Clearly, the answer is considerably longer. The MGC voted 3-1 against reopening the casino license proposal that Bluhm’s Mass Gaming & Entertainment first submitted to the state several years ago, and which the commissioned rejected in the spring of 2016.

At that time, commissioners indicated they were creating as clear a field as possible within the southeastern part of the state for the Taunton casino planned by the Mashpee Wampanoag Tribe (Taunton is 15 miles from Brockton). But they also said that the MG&E project had inadequacies.

Commissioner Eileen O’Brien reiterated that fact when she said her own reason for opposing the project in 2016 had to do with the small (146-vote) margin of victory for a 2015 citywide vote on the project, as well as design flaws.

She said, “All of those factors to me … cut against us reconsidering it at this point.” She added, “No one has forgotten Region C,” the only casino region in the state without a casino. “We are all fully aware it’s out there. I think that’s a conversation for another day.”

Bluhm is the owner of Rush Street Gaming, which runs casinos in Illinois, Pennsylvania and New York. He argues that the commission was clearly motivated in 2016 by the fear of saturating the market. That fear is no longer justified, he said, because the Taunton casino is going nowhere at the moment due to a federal court judgment that the decision that put the land into trust for the tribe violated the 1934 Indian Reorganization Act. The tribe is appealing that decision, and also have backed a law in Congress that would put the land into trust for them by fiat.

Commissioners agreed that they clearly have the authority to revisit earlier decisions, however they thought the reasons presented by MG&E were insufficient to trigger such an action. Some members of the panel thought that doing so would be unfair to other groups that might want to bid on serving Region C.

Bluhm complains that he has spent millions of dollars and five years on the Brockton proposal. He told the panel: “I don’t honestly know how long you expect us to be hanging around here for Brockton. But to vote that you are not going to reopen this under any circumstances? I don’t know how I could continue to hang in here on behalf of Brockton.”

He argued that the state would get $55 million in tax revenues from $351 million in annual revenues from the casino. The city of Brockton would benefit from $10 million paid to it as a casino host city, he said, plus 2,000 construction and 1,800 permanent jobs. MG&E would also pay the city more than $13 million to help mitigate traffic and pay for more police and firefighters.

Brockton Mayor Moises Rodrigues asked commissioners to take the city’s faltering economy into account.

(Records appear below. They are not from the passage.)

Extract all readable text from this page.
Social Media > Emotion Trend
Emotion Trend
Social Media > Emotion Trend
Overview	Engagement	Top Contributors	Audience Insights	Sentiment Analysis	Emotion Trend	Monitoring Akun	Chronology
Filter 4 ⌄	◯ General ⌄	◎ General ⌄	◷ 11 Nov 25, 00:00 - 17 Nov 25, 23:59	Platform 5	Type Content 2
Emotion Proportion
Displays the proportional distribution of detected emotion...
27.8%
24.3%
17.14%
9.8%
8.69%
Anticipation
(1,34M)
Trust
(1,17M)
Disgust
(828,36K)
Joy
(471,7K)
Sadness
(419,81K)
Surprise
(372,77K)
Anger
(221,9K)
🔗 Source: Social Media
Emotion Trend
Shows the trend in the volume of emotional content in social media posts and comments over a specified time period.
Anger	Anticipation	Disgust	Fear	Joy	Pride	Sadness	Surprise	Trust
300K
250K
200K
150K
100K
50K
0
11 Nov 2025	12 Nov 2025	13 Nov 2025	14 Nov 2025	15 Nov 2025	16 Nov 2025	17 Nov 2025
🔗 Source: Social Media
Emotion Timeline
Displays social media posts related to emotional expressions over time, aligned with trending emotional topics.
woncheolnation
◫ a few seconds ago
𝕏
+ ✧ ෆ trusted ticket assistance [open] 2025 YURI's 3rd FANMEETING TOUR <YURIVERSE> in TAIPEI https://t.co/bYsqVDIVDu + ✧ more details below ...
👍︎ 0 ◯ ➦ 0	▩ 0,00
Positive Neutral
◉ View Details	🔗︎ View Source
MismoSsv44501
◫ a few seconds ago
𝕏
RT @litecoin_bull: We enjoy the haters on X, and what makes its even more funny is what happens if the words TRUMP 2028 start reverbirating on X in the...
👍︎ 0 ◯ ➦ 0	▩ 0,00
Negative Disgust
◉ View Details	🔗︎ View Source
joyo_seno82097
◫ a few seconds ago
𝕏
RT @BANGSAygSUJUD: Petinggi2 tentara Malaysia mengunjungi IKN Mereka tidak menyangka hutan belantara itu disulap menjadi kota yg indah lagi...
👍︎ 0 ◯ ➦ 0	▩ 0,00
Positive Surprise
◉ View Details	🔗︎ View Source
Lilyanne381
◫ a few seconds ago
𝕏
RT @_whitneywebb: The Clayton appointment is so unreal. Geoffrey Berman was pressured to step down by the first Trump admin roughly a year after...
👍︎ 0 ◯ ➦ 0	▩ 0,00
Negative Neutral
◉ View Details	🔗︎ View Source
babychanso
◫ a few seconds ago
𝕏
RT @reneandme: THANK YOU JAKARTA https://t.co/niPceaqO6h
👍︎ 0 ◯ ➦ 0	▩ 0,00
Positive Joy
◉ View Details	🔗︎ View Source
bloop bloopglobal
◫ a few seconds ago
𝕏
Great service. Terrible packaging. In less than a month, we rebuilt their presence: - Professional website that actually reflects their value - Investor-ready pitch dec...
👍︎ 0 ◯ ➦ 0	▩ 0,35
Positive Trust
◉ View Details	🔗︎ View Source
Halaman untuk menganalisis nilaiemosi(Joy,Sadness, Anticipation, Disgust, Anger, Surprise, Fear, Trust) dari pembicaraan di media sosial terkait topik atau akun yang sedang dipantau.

Brockton has “crumbs,” he said, “and we don’t have the ability to do much for ourselves because we often feel the state doesn’t do much to help us out.”

However, a candidate for city council, Anne Beauregard, last week argued that many residents oppose a casino on the fairgrounds and called for finding another alternative. She declared, “I am thrilled we can finally put this to bed. We can start looking at a productive use for the fairgrounds that’s advantageous to the future of the community of Brockton.”

MG&E attorney Roberto Braceras commented that inaction will enable nearby casinos in Rhode Island to cement their market hold and suck away revenues from the Bay State. He said, “The point we’re making is there are no viable alternatives. If this commission decides it’s not going to consider this question, then Region C may never be tapped.”